| Konu: | HDP Grubu önerisi münasebetiyle |
| Yasama Yılı: | 3 |
| Birleşim: | 84 |
| Tarih: | 11.04.2018 |
CHP GRUBU ADINA MUSTAFA ALİ BALBAY (İzmir) - Sayın Başkan, sayın milletvekilleri; tabii, keşke her şey Naci Hocanın dediği gibi olsa ama tam tersi.
Türkiye'nin medya tarihi, medyadaki el değişmelerin çok dramatik olduğu ve iktidarın her aşamasında devrede olduğu bir süreçtir. Zaman geniş olsaydı uzun anlatmak isterdim ama 1 Şubat 1979'da Abdi İpekçi'nin öldürülmesiyle Karacan ailesi Milliyet'ten soğudu. Abdi İpekçi çok yakın arkadaşıydı Karacan'ın ve Aydın Doğan'a sattı. 7 Şubat 1990'da Çetin Emeç'in öldürülmesiyle birlikte Simavi ailesi medyadan soğudu. Erol Simavi "Benim oğullarımın da hayatı tehlikede." dedi ve gazeteyi satmak zorunda kaldı.
Turgut Özal, o dönemin Hürriyet ve Sabah gazetelerine karşı yeni bir gazete üretmek istedi ve İngiltere'den Asil Nadir'i çağırdı ve ona bir medya kurdurdu ama Özal'a da yaramadı. Yani Türkiye'nin medya tarihi ne yazık ki iktidarların ve terörün etkin olduğu bir süreçtir. Bugün de zaten 100'den fazla gazetecinin hapiste olması ve binlerce gazetecinin, çalışan gazetecinin işsiz gazeteciden daha az olması Türkiye'nin medya gerçeğini ortaya koymaktadır.
Bugün Doğan grubunun Hürriyet gazetesini satmasını konuşuyoruz. Demirören alıyor ve yalanlanmayan haberlere göre, Naci Hoca, 675 milyon dolar Ziraat Bankasından kredi çektiriliyor ve aynı süreçte Ziraat Bankası dünyanın 22 bankasına borçlanıp 1 milyar 400 milyon dolar kredi alıyor; daha pahalıya alıp -iki yıl ödemesiz olduğuna göre- Demirören grubuna âdeta bedavaya veriyor.
Her şey bir yana, şeker fabrikalarının 60-70 milyon dolar zarar ettiği gerekçesiyle satıldığı bir ülkede, şeker fabrikalarından sorumlu olması gereken Ziraat Bankasının işi gücü bırakıp iktidarın isteğiyle bir medya grubunun el değiştirmesine yardım ve yataklık etmesi kabul edilebilir bir şey değildir, tarih bunu yazacak.

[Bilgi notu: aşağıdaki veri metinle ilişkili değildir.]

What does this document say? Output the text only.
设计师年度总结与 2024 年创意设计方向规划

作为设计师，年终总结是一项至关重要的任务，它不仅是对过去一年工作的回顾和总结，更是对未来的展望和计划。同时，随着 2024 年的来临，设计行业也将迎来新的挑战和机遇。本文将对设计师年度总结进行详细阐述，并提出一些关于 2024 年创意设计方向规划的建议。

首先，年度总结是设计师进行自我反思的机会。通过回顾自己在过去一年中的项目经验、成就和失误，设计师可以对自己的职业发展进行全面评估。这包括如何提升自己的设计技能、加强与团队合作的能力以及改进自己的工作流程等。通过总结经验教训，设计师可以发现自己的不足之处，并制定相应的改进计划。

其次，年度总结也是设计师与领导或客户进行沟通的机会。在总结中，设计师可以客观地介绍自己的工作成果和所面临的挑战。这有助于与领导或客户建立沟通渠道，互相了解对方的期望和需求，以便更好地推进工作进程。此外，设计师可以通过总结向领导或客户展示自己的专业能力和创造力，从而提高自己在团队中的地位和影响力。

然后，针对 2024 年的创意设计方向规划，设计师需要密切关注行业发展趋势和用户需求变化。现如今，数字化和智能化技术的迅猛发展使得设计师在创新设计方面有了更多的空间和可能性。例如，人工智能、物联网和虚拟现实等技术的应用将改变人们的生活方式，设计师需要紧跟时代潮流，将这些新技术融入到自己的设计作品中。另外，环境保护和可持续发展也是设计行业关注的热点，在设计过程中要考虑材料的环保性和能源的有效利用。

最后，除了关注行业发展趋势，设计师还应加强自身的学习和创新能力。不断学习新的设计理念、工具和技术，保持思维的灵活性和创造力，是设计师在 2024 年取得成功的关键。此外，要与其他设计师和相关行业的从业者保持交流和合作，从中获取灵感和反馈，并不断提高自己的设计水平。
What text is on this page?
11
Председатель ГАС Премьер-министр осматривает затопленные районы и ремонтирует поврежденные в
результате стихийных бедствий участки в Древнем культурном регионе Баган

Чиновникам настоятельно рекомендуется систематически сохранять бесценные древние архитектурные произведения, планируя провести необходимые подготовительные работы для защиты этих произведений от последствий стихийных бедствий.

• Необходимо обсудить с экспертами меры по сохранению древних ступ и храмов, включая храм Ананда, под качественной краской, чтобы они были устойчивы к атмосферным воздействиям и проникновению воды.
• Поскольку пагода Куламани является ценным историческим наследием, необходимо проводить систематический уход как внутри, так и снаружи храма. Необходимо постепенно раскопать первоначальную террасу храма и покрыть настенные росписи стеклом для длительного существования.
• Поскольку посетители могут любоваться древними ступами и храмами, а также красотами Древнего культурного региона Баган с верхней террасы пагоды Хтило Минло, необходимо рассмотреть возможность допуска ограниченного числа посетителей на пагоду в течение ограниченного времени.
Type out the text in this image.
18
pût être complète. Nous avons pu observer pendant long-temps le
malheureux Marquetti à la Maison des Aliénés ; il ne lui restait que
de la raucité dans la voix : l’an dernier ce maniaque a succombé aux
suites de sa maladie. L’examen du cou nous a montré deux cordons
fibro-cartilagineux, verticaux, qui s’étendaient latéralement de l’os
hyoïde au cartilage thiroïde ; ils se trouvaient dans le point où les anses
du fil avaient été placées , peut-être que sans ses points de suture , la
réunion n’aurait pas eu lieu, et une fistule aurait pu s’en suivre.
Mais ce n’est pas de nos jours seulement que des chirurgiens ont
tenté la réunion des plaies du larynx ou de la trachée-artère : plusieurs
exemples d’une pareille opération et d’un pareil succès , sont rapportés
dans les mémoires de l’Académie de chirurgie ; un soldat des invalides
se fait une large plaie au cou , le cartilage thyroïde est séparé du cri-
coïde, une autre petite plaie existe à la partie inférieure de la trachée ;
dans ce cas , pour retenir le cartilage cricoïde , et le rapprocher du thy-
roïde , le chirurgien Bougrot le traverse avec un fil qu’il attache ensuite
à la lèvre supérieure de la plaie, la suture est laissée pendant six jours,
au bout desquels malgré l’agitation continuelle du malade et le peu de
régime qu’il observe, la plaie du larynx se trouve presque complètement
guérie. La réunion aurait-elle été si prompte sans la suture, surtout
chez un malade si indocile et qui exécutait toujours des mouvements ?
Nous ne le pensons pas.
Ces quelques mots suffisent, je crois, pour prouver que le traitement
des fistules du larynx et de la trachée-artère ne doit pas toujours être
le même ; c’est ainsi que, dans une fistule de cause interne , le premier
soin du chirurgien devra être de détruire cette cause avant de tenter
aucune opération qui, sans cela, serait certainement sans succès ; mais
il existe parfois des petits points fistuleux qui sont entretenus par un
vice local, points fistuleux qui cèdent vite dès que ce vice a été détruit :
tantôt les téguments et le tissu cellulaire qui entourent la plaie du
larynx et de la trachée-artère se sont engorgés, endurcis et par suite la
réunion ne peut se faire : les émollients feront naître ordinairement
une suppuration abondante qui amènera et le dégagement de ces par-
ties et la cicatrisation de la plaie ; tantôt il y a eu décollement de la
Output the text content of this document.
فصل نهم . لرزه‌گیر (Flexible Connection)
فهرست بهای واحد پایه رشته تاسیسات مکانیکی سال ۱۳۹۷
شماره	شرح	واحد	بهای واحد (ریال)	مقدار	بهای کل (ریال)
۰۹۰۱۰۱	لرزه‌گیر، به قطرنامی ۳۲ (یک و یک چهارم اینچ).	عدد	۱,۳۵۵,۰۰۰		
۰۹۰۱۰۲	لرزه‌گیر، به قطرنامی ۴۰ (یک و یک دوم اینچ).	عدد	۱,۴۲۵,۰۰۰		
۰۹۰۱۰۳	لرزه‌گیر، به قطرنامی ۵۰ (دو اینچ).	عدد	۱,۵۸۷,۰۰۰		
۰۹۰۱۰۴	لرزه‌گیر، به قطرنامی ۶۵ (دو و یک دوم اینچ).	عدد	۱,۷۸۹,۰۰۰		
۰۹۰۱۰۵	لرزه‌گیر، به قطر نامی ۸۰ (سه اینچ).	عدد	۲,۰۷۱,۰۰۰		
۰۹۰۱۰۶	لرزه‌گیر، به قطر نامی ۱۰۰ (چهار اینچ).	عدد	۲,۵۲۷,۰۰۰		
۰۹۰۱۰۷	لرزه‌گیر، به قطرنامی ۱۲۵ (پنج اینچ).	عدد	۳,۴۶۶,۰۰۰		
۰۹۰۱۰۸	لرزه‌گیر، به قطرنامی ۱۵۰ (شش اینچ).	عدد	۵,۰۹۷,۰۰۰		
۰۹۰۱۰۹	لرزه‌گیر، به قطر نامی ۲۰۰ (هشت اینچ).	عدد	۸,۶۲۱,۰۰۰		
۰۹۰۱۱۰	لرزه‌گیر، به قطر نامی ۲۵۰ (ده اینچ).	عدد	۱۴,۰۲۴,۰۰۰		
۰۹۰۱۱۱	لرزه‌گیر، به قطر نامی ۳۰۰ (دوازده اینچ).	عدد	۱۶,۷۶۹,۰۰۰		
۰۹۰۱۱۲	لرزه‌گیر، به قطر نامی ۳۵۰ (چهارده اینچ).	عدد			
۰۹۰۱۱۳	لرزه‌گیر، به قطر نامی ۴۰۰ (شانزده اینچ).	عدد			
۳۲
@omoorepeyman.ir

Bugün bunu yazacak medyanın kalmaması sizi rahat ettirmesin, yakın geçmişteki hiçbir medya olayı kapalı kapılar ardında kalmamıştır. Az önce söyledim, Özal'ın o İngiltere'den Asil Nadir'i getirip, 250 milyon sterlin para harcamasını sağlayıp kurdurduğu gazete de ne Asil Nadir'e yaramıştır ne Özal'a yaramıştır.
Bugün de şu anda medyada fiilen çok kanallı bir tek seslilik yaratmaya çalışıyorsunuz, kanal çok görünüyor ama ses tek ve gelinen noktada -tabii ki dünyadaki gelişmelerle de birlikte seyretmekte bu- artık medya gücü yok, güçlerin medyası var. En güçlü iktidar bütün medya organlarını kendi bünyesine alıp onunla birlikte iktidarını güçlü tutmaya çalışıyor.
(Mikrofon otomatik cihaz tarafından kapatıldı)
MUSTAFA ALİ BALBAY (Devamla) - Sayın Başkanım...
BAŞKAN - Tamamlayın, bir dakika...
MUSTAFA ALİ BALBAY (Devamla) - Ama ne dünyada ne Türkiye'de medyayı ele geçirip toplumu ele geçirememişsinizdir sayın milletvekilleri. Naci Hoca "Siyaset-medya ilişkileri yok." dedi, sonuna kadar var ama şu anlamda yok: Eğer siyasetçiler "Medyayı tümüyle ele geçirip böylece halkı da ele geçirmek istiyorum." derse yanılıyorlar; tarihe baksınlar, bu tür iktidarların tümü bugün tarihin çöplüğündedir ve yaptıkları her şey de açığa çıkmıştır.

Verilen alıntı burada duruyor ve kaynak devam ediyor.